Le jeu est un élément essentiel de la culture citoyenne et doit réfléchir à son évolution afin d’amorcer le tournant vers une société culturelle centrée utilisateurs. 

culture et au dela

 

L ’inspection générale des bibliothèques française  a publié en ce mois de février 2015 un rapport intitulé « Jeu et bibliothèque : pour une conjugaison fertile »[i].

Si, comme déjà précédemment évoqué dans ces pages[ii], le monde du jeu et celui des livres sont indubitablement liés, il a pourtant semblé nécessaire d’établir des recommandations afin de garantir que cette « conjugaison » soit donc « fertile ».

Il ne s’agirait pas d’utiliser le jeu purement comme un produit d’appel mais bien de réfléchir à son intégration adéquate dans cet archétype du lieu d’accès à la culture et au savoir qu’est  la bibliothèque, qui plus est dans sa représentation française.

D’emblée, la synthèse qui introduit le rapport évoque « [des]tensions latentes entre traditions de l’éducation populaire, d’une part, et de la culture, d’autre part. » qui devraient être surmontées par les bibliothèques et les ludothèques en encourageant  «une approche globale fondée sur une complémentarité raisonnée ».

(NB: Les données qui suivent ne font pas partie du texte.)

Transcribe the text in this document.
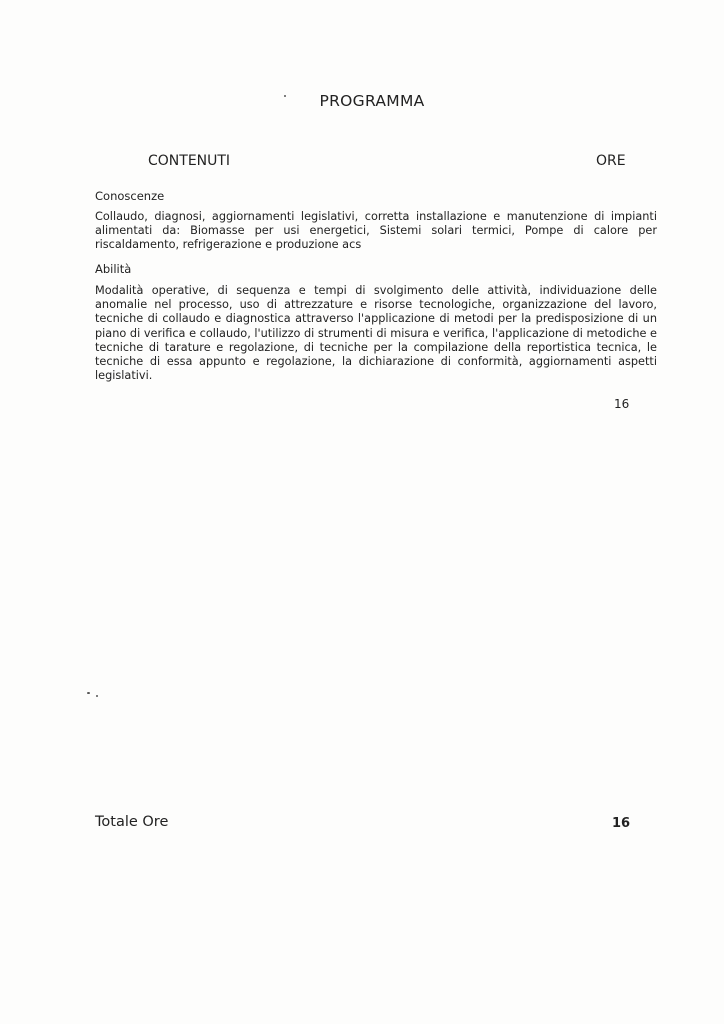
PROGRAMMA
CONTENUTI	ORE
Conoscenze
Collaudo, diagnosi, aggiornamenti legislativi, corretta installazione e manutenzione di impianti alimentati da: Biomasse per usi energetici, Sistemi solari termici, Pompe di calore per riscaldamento, refrigerazione e produzione acs
Abilità
Modalità operative, di sequenza e tempi di svolgimento delle attività, individuazione delle anomalie nel processo, uso di attrezzature e risorse tecnologiche, organizzazione del lavoro, tecniche di collaudo e diagnostica attraverso l'applicazione di metodi per la predisposizione di un piano di verifica e collaudo, l'utilizzo di strumenti di misura e verifica, l'applicazione di metodiche e tecniche di tarature e regolazione, di tecniche per la compilazione della reportistica tecnica, le tecniche di essa appunto e regolazione, la dichiarazione di conformità, aggiornamenti aspetti legislativi.
16
Totale Ore	16
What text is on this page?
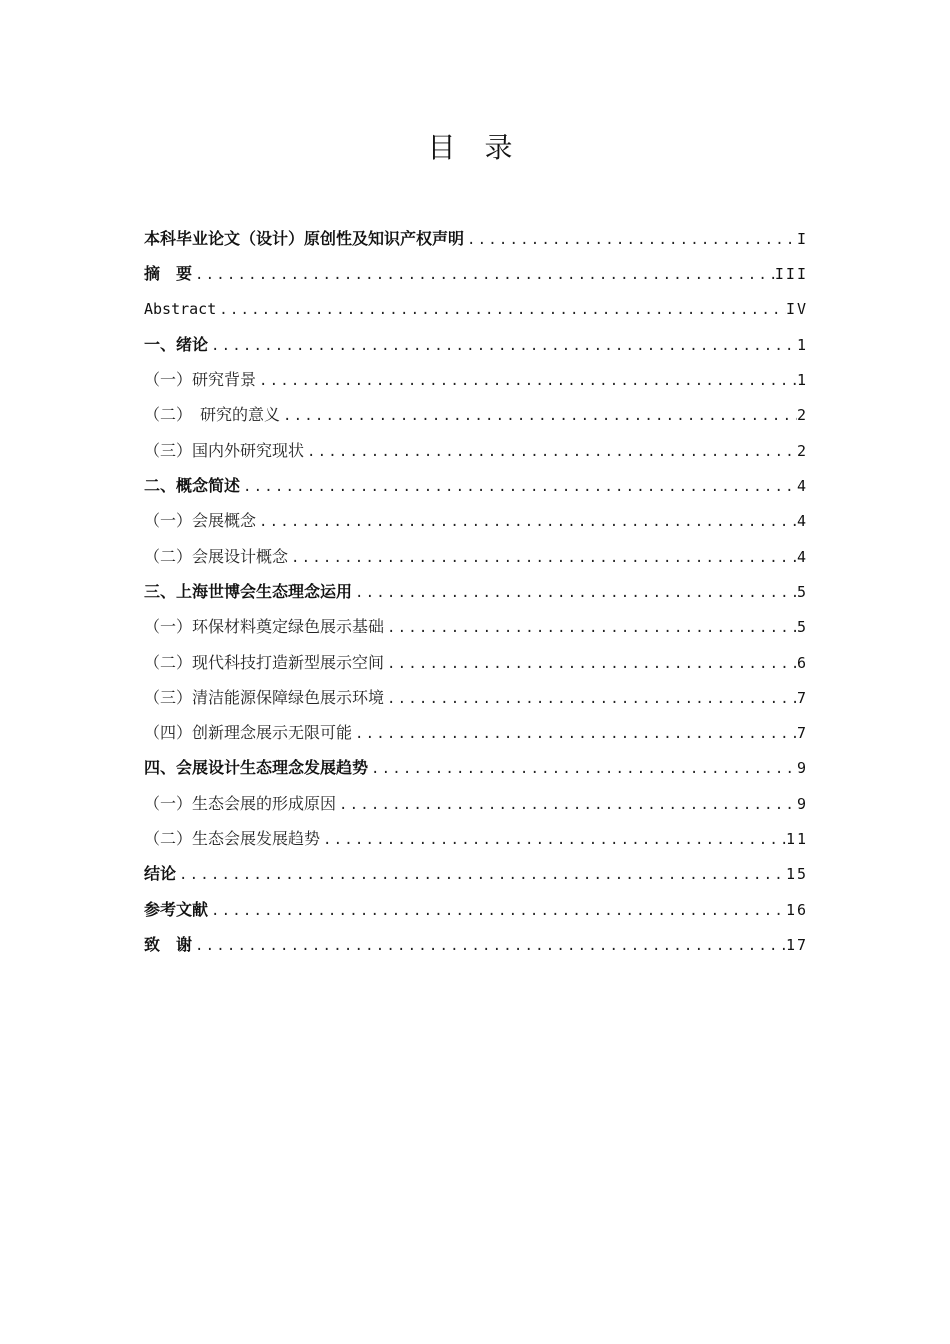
目 录
本科毕业论文（设计）原创性及知识产权声明 .....	I
摘　要 .....	III
Abstract .....	IV
一、绪论 .....	1
（一）研究背景 .....	1
（二）　研究的意义 .....	2
（三）国内外研究现状 .....	2
二、概念简述 .....	4
（一）会展概念 .....	4
（二）会展设计概念 .....	4
三、上海世博会生态理念运用 .....	5
（一）环保材料奠定绿色展示基础 .....	5
（二）现代科技打造新型展示空间 .....	6
（三）清洁能源保障绿色展示环境 .....	7
（四）创新理念展示无限可能 .....	7
四、会展设计生态理念发展趋势 .....	9
（一）生态会展的形成原因 .....	9
（二）生态会展发展趋势 .....	11
结论 .....	15
参考文献 .....	16
致　谢 .....	17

Les filiations différenciées des livres et des jeux  seraient-elles finalement amenées à fusionner dans une offre culturelle globale, en poursuivant la modification de l’image des bibliothèques vers l’ouverture à davantage de publics ? Ce rapport répond sans doute par l’affirmative tout en précisant que « la mesure des moyens à mobiliser est indispensable pour que la mise en œuvre d’actions ou de collections de jeux ne mette pas en cause les fonctions et missions fondamentales des bibliothèques ».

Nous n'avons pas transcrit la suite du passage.